Он уже обо всем подумал и все решил. Ассар бросил взгляд на старика, словно пытаясь понять, откуда в таком тщедушном дряхлом теле такой огонь, такое яростное желание перевернуть все с ног на голову, ввязаться, влезть и установить в Регене угодный ему порядок любой ценой. Тем не менее, сам Картер не рисковал ничем, только гордостью кукловода, которая единственная пострадает, если те, на кого он ставил, проявят несостоятельность. И падший все смотрел и смотрел в глаза, которые когда-то, как он помнил, были яркими, смотрел и пытался понять, оскорбительна ему или нет участь марионетки в руках этого человека.
- Я знаю, откуда у тебя такая идея. – Он, наконец, отвел взгля, что-то для себя решив, - Тебе не дает покоя авантюра моей бедной Джанет, которая хотела воспользоваться моей поддержкой, отправить Венгерский клан с Камарашем во главе на родину и прижать к ногтю всех остальных, так? Думаешь, мне дадут второй шанс? Думаешь, бедолагу, которому я выкажу предпочтение, не пристрелят так же, как ее? Я ангел силы, я их убивал, и они ненавидят и меня, и всякого, кто посмеет принять что-либо от меня.
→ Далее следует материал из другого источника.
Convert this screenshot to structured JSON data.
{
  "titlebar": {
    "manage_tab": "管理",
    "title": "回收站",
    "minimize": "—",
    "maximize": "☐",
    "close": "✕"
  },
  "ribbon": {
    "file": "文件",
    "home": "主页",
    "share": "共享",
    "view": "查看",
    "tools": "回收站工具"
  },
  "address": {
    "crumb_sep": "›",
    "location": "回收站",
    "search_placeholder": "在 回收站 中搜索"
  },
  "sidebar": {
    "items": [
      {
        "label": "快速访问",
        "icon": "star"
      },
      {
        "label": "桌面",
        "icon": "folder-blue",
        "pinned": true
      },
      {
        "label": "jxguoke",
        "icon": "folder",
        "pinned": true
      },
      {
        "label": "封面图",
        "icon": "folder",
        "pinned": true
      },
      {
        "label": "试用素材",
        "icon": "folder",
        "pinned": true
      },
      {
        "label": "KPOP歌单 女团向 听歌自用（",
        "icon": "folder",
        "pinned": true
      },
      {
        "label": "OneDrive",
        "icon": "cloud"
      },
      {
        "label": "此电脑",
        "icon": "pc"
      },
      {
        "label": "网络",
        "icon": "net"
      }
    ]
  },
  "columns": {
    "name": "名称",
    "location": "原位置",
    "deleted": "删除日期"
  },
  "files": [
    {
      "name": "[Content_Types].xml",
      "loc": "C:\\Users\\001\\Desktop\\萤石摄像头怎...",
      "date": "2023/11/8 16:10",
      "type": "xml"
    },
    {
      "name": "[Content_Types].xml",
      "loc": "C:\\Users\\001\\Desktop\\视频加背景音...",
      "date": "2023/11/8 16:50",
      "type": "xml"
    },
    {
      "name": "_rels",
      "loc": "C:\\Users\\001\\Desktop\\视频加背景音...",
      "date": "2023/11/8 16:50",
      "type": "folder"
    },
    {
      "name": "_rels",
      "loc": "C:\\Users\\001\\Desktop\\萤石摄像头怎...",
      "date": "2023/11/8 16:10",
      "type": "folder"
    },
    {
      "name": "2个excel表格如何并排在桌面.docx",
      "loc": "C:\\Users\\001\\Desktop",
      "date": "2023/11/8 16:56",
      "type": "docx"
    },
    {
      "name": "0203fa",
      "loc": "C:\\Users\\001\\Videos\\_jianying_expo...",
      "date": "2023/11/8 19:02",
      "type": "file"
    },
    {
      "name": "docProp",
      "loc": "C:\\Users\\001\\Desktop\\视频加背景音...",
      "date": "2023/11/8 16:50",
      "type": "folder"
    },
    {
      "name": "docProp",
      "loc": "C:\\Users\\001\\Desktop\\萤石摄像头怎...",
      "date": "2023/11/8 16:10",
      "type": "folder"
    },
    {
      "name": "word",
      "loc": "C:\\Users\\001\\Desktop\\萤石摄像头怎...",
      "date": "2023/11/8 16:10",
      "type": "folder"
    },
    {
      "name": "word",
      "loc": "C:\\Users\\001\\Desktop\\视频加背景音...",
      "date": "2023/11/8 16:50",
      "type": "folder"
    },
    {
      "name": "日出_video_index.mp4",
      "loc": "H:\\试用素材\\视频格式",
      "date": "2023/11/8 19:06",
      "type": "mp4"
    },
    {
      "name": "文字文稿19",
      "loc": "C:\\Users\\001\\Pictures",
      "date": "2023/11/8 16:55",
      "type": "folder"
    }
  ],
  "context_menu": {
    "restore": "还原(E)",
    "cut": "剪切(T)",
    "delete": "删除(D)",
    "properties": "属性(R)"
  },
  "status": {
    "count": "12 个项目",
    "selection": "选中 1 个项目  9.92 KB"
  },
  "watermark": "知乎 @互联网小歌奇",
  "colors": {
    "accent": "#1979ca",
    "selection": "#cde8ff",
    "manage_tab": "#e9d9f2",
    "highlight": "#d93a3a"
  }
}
Падший ангел говорил убежденно и скептически, но его собеседник только головой качал: ни один не уступит. Позабытый на время Вюрц, не решавшийся встрять в разговор двух старых знакомых, негромко кашлянул, словно проверяя, не подведет ли его голос.
- Не отказывай нам в здравом рассудке. – Мягко попросил он, обратясь к Ассару, тот остался в меньшинстве, вот еще один неприятный, но вполне ожидаемый сюрприз, - Мы лучше тебя понимаем, что впереди нас всех ждут трудности, рядом с которыми ты и то, что ты олицетворял когда-то, видится мелочью…
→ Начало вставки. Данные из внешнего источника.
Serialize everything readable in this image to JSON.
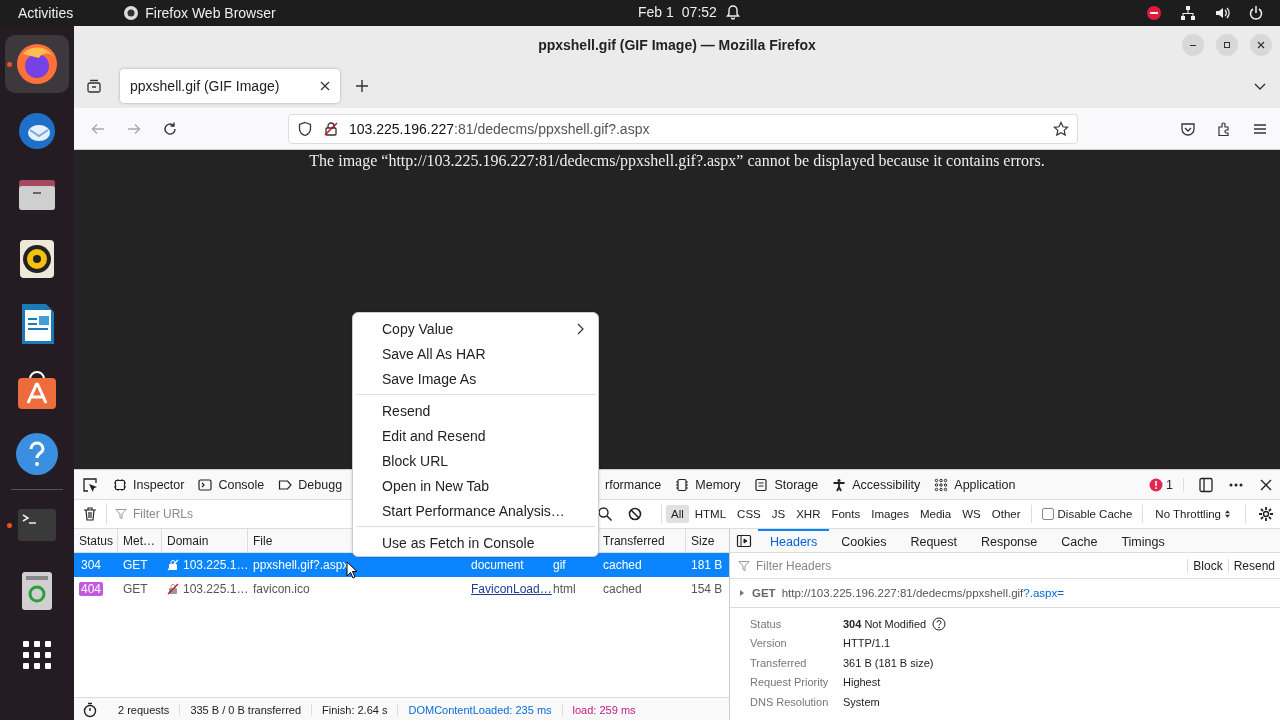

- Вюрц, ты богохульствуешь. – Лениво перебил падший, но что-то в его тоне было такое, отчего вампир осекся и замолчал, глядя на него и ожидая, если не немедленной кары, то хотя бы объяснений, но их не последовало.
- Прошу прощения, быть может, я не так сказал…
- Ну хорошо, и кем может быть этот счастливчик?
- Я хотел предложить Марию Рамирес. Едва ли она будт упрямиться такому предложению.
- Потому что она просто глупая баба и может не осознать последствий. – Перебил Ассар, - Почему не де Вайи? Слишком хорош?
- Он скорее умрет, чем пойдет на сделку с тобой.
- Ты так хорошо его знаешь?
- Я знаю, уж поверь.
Ассар едва удержался от того, чтобы спросить, что и откуда знает о де Вайи Вюрц, который и в городе-то появляется раз в несколько лет, чтобы уладить какие-то свои финансовые дела. Очевидное и напрашивающееся решение – поддержать сильного, того из кровососов, с кем можно договориться и кто умеет выполнять обещания, но неужели это де Вайи тогда мутил воду вместе со всей своей братией, ощетинившейся против Джанет и его лично? Тогда и впрямь, ему лучше сдохнуть, чем подпустить к себе падшего, который и впрямь злопамятен.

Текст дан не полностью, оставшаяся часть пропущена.